Gareth Evans was asked if the scene from the trailer of Rama being attacked while in a car is the car chase/fight scene many people have heard about for the new film:
“People are responding to the fact that we have two or three moments with cars in the trailer,” says Evans. “But none of them are from the car chase. They’re all individual scenes outside of the car chase. I’m holding that footage back. I’m debating whether I do show them in the main trailer. I don’t want to, for want of a better phrase, blow all my load with my money shots in a trailer.”
Kazuki Kitamura's Ryuichi:
“He’s the opposite number of Ecka, the right-hand man of Goto. We have a lot of parallels between the two families and how differently they react and stick together or fall apart. He’s the peacemaker in Indonesia.”

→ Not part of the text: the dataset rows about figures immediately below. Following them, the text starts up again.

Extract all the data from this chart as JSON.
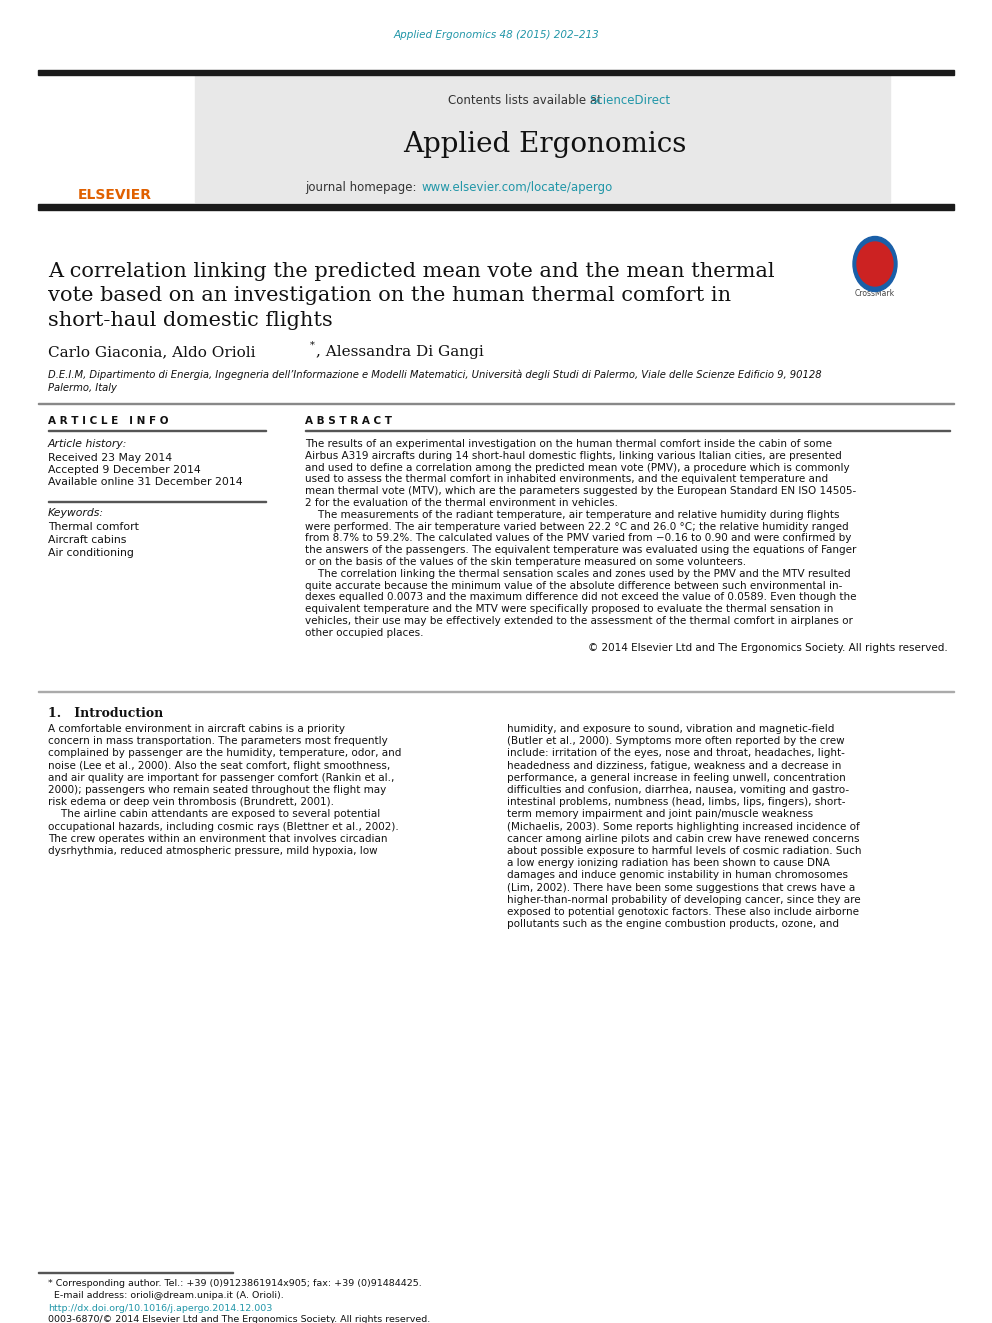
{
  "page_bg": "#ffffff",
  "header_url_color": "#2196a8",
  "header_url_text": "Applied Ergonomics 48 (2015) 202–213",
  "journal_name": "Applied Ergonomics",
  "contents_text": "Contents lists available at ",
  "sciencedirect_text": "ScienceDirect",
  "homepage_text": "journal homepage: ",
  "homepage_url": "www.elsevier.com/locate/apergo",
  "header_bg": "#e8e8e8",
  "black_bar_color": "#1a1a1a",
  "article_title": "A correlation linking the predicted mean vote and the mean thermal\nvote based on an investigation on the human thermal comfort in\nshort-haul domestic flights",
  "authors_part1": "Carlo Giaconia, Aldo Orioli",
  "authors_part2": ", Alessandra Di Gangi",
  "affiliation1": "D.E.I.M, Dipartimento di Energia, Ingegneria dell’Informazione e Modelli Matematici, Università degli Studi di Palermo, Viale delle Scienze Edificio 9, 90128",
  "affiliation2": "Palermo, Italy",
  "article_info_header": "A R T I C L E   I N F O",
  "abstract_header": "A B S T R A C T",
  "article_history_label": "Article history:",
  "received": "Received 23 May 2014",
  "accepted": "Accepted 9 December 2014",
  "available": "Available online 31 December 2014",
  "keywords_label": "Keywords:",
  "keywords": [
    "Thermal comfort",
    "Aircraft cabins",
    "Air conditioning"
  ],
  "abstract_lines": [
    "The results of an experimental investigation on the human thermal comfort inside the cabin of some",
    "Airbus A319 aircrafts during 14 short-haul domestic flights, linking various Italian cities, are presented",
    "and used to define a correlation among the predicted mean vote (PMV), a procedure which is commonly",
    "used to assess the thermal comfort in inhabited environments, and the equivalent temperature and",
    "mean thermal vote (MTV), which are the parameters suggested by the European Standard EN ISO 14505-",
    "2 for the evaluation of the thermal environment in vehicles.",
    "    The measurements of the radiant temperature, air temperature and relative humidity during flights",
    "were performed. The air temperature varied between 22.2 °C and 26.0 °C; the relative humidity ranged",
    "from 8.7% to 59.2%. The calculated values of the PMV varied from −0.16 to 0.90 and were confirmed by",
    "the answers of the passengers. The equivalent temperature was evaluated using the equations of Fanger",
    "or on the basis of the values of the skin temperature measured on some volunteers.",
    "    The correlation linking the thermal sensation scales and zones used by the PMV and the MTV resulted",
    "quite accurate because the minimum value of the absolute difference between such environmental in-",
    "dexes equalled 0.0073 and the maximum difference did not exceed the value of 0.0589. Even though the",
    "equivalent temperature and the MTV were specifically proposed to evaluate the thermal sensation in",
    "vehicles, their use may be effectively extended to the assessment of the thermal comfort in airplanes or",
    "other occupied places."
  ],
  "copyright": "© 2014 Elsevier Ltd and The Ergonomics Society. All rights reserved.",
  "intro_header": "1.   Introduction",
  "intro_col1_lines": [
    "A comfortable environment in aircraft cabins is a priority",
    "concern in mass transportation. The parameters most frequently",
    "complained by passenger are the humidity, temperature, odor, and",
    "noise (Lee et al., 2000). Also the seat comfort, flight smoothness,",
    "and air quality are important for passenger comfort (Rankin et al.,",
    "2000); passengers who remain seated throughout the flight may",
    "risk edema or deep vein thrombosis (Brundrett, 2001).",
    "    The airline cabin attendants are exposed to several potential",
    "occupational hazards, including cosmic rays (Blettner et al., 2002).",
    "The crew operates within an environment that involves circadian",
    "dysrhythmia, reduced atmospheric pressure, mild hypoxia, low"
  ],
  "intro_col2_lines": [
    "humidity, and exposure to sound, vibration and magnetic-field",
    "(Butler et al., 2000). Symptoms more often reported by the crew",
    "include: irritation of the eyes, nose and throat, headaches, light-",
    "headedness and dizziness, fatigue, weakness and a decrease in",
    "performance, a general increase in feeling unwell, concentration",
    "difficulties and confusion, diarrhea, nausea, vomiting and gastro-",
    "intestinal problems, numbness (head, limbs, lips, fingers), short-",
    "term memory impairment and joint pain/muscle weakness",
    "(Michaelis, 2003). Some reports highlighting increased incidence of",
    "cancer among airline pilots and cabin crew have renewed concerns",
    "about possible exposure to harmful levels of cosmic radiation. Such",
    "a low energy ionizing radiation has been shown to cause DNA",
    "damages and induce genomic instability in human chromosomes",
    "(Lim, 2002). There have been some suggestions that crews have a",
    "higher-than-normal probability of developing cancer, since they are",
    "exposed to potential genotoxic factors. These also include airborne",
    "pollutants such as the engine combustion products, ozone, and"
  ],
  "footnote1": "* Corresponding author. Tel.: +39 (0)9123861914x905; fax: +39 (0)91484425.",
  "footnote2": "  E-mail address: orioli@dream.unipa.it (A. Orioli).",
  "doi_text": "http://dx.doi.org/10.1016/j.apergo.2014.12.003",
  "issn_text": "0003-6870/© 2014 Elsevier Ltd and The Ergonomics Society. All rights reserved."
}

Gareth Evans on the shot from the teaser of Epy Kusnandar's Topan being flung through a window by Rama:
“This is my favourite shot in the entire film. It’s ridiculously complicated to get that shot done. If it was just a case of the camera going upside down, we could build rigging, but we wanted to flip the camera upside down, turn it back to level and then swing around in a whip pan back to Iko. We had two DOPs controlling the flip upside down and by the time you do the spin the other DOP has to leg it out of the frame for the turn around for Rama coming through the window. I’m super-excited about that scene. It’s pretty funny and fucked-up. We play around with a rough, raw, brutal, brawling martial art and a bit of gunplay as well.”
I think it's incredibly informative and cool when a director does something like this for their film, and I'm quite excited with the new details Evans has revealed. The sequel looks like it will be bigger and bloodier than the first one, and I personally can't wait for the new film.
THE RAID 2: BERANDAL will kick the shit out of theaters sometime in 2014.